A thongdrel (མཐོང་གྲོལ།) or throngdrel (also thongdroel or thongdrol) is a large appliqué (གོས་དྲུབ།) religious image normally only unveiled during tsechus(ཚེ་བཅུ།), the main religious festivals in Bhutan. They are the largest form of thangka(ཐང་ཀ།) paintings in the tradition of Tibetan Buddhism. Thongdrels typically depict a seated Guru Rinpoche surrounded by holy beings in a composition that, unlike most smaller thangkas, is in a "landscape" format, somewhat wider than it is tall.
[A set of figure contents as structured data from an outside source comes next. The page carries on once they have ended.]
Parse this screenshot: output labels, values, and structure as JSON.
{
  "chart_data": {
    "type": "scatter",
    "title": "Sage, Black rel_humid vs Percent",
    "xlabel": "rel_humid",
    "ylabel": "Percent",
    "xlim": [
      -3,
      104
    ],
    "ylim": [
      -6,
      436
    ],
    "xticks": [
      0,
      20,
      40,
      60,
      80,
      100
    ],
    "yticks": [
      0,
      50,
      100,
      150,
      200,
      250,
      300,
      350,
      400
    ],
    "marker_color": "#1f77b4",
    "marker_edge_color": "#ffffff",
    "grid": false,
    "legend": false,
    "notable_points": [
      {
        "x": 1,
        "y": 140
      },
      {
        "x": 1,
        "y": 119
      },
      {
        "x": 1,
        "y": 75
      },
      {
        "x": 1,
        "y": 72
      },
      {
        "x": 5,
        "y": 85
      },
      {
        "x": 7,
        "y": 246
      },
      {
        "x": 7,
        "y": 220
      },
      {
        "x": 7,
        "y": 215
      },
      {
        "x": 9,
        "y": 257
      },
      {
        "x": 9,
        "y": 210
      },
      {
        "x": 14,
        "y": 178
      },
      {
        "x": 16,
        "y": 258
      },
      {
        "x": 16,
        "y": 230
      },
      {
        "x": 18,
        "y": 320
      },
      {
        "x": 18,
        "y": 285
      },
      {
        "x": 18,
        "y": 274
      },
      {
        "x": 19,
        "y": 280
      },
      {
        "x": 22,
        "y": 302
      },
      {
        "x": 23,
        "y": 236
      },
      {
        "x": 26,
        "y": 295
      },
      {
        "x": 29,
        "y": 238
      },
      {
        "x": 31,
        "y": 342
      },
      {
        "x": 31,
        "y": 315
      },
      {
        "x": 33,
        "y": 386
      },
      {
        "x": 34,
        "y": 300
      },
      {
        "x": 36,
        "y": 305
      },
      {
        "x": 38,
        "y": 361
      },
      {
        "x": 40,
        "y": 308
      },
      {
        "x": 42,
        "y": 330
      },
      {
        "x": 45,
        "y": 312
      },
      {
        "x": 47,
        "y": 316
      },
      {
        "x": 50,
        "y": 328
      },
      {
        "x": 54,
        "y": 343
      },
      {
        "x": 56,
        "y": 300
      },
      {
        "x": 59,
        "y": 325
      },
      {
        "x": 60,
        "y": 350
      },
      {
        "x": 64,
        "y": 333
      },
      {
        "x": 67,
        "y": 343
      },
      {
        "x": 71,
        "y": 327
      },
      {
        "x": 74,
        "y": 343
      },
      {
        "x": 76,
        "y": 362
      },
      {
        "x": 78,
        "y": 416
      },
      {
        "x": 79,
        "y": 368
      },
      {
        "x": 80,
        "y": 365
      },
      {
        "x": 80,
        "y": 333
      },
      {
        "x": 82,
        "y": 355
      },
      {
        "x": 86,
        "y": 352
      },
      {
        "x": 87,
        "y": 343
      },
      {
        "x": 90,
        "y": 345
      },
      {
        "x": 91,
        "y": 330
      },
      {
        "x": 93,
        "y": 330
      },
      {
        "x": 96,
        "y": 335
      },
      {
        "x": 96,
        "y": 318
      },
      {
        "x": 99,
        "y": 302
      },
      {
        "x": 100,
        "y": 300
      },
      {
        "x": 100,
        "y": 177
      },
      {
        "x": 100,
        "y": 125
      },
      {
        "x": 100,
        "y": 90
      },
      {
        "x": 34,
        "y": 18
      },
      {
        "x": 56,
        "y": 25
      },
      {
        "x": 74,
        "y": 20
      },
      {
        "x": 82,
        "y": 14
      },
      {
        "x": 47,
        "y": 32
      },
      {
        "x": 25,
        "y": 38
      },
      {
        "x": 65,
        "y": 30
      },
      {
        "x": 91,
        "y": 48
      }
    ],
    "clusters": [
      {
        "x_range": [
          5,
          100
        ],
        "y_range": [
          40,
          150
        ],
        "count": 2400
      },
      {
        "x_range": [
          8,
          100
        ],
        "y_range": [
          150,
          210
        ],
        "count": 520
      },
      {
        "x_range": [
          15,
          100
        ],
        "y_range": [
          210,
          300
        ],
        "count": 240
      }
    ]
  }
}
Thongdrels are composed of several layers, mostly of silk. These begin with a backing, then the image itself, made up of appliqué pieces sewn to a background. Finally there is a yellow drape that covers and protects it when not on display. Thongdrels are stored rolled up. Thongdrels are displayed once a year as the highlight of the tsechu festival of a district or dzongkhag (although not every district has a thongdrel). Typically they are displayed on the last day of the tsechu. The painting is not allowed to be struck by the direct rays of the sun, thus it may be unfurled at around 3:00 in the morning and rolled back up by 7:30 AM.

Usually the architecture of the dzong provides a wall with access above, down which they may be unrolled, but sometimes metal hanging frames may be used. Major Tibetan centres have thangka walls, structures built into the defensive walls or other buildings specifically designed to give a large space for the display of festival thangkas.

The mere viewing of the unfurled thongdrel is said to cleanse the viewer of negative karma. They may also be exhibited at other important occasions such as royal coronations, when the thongdrel from a number of monasteries may be transported to appear.